RESULTS: "Never," according to their findings, occurs at least 4,082 times per year. Deaths attributable to these mistakes occurred in 6.6 percent of patients, 32.9 claimed permanent injury, and payments doled out totaled $1.3 billion.
Looked at another way, the researchers estimate that every week, 39 foreign objects are left behind in a patient's body, 20 procedures are performed on the wrong body site, and another 20 are the wrong procedure to begin with. And 12.4 percent of surgeons were repeat offenders.
CONCLUSION: Preventable errors, the researchers conclude, are exacting a serious toll on patients and the health care system.

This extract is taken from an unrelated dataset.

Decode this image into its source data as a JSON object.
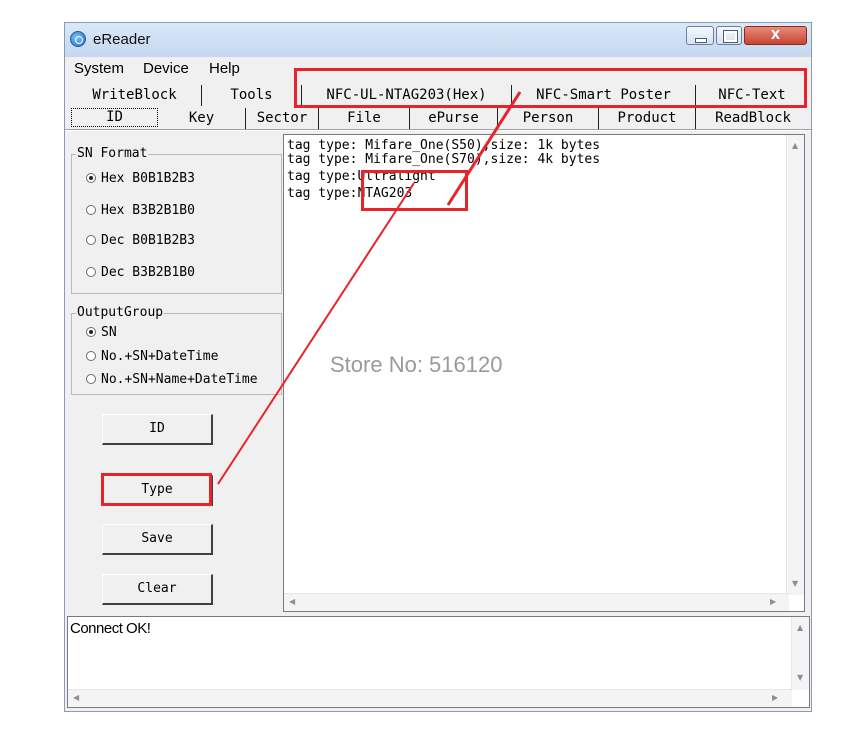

IMPLICATIONS: Marty Makary, this study's lead author, is a huge proponent of increased transparency in health care; as he told The Atlantic in September, "I think if all of that information is public, patients will not have to walk into a hospital blind. They'll know about the quality of care in their hospital, and the hospital, most importantly, will be accountable." In this case, simple measures that are already used in many medical centers -- like having procedures in place to count sponges and double-triple-quadruple-check patient information before and after surgeries -- can go a long way toward reducing these numbers. In order to drive their widespread implementation in hospitals, Makary argues now, we need to have more data like that revealed in this study to urge them along.